The number of Chinese tourists is falling. And that's especially painful to businesses they favor, because they tend to spend more than other visitors
A new battlefront has opened in the trade war between the United States and China: the $1.6 trillion U.S. travel industry.
A Los Angeles hotel long popular with Chinese travelers saw a 23% decline in visits last year and another 10% so far this year. In New York City, spending by Chinese tourists, who spend nearly twice as much as other foreign visitors, fell 12% in the first quarter.

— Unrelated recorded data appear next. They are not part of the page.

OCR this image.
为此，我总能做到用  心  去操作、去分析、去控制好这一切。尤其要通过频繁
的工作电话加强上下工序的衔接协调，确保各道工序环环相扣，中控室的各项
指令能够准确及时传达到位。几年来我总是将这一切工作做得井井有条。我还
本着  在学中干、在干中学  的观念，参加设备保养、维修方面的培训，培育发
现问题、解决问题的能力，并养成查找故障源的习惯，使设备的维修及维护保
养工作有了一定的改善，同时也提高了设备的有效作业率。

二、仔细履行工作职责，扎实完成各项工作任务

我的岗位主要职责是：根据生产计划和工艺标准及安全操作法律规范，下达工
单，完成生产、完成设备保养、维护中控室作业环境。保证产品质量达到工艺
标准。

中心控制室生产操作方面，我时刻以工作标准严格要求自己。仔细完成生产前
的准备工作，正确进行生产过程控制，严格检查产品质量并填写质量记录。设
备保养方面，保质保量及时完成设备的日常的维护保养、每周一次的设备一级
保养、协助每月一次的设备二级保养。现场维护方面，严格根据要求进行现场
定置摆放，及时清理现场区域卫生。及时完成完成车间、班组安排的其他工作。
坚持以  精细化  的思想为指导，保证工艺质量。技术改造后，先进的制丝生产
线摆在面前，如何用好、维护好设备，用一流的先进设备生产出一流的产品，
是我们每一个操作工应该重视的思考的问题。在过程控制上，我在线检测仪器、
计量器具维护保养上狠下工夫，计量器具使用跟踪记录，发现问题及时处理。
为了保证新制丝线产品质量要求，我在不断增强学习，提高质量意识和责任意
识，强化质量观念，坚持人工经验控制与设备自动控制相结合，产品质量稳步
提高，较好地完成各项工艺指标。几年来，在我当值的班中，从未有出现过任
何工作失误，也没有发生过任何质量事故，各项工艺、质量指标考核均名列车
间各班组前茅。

And in San Francisco, busloads of Chinese tourists were once a mainstay of one fine jewelry business; over the last few years, the buses stopped coming.
Figures from the Commerce Department’s National Travel and Tourism Office show a sharp decline in the number of tourists from China last year.
Industry professionals worry that the drop-off is picking up speed this year, affecting not just airlines, hotels and restaurants, but also retailers and attractions like amusement parks and casinos.
Tori Barnes, executive vice president for public affairs and policy at the U.S. Travel Association, a trade group, said the Chinese were especially valuable because they were spending an average of $6,700 during their stays — 50% more than other international visitors.
“International travelers actually help reduce the trade deficit,” Barnes said. “There isn’t as much thought given to the services industry being an export,” but, she added, it is a significant one.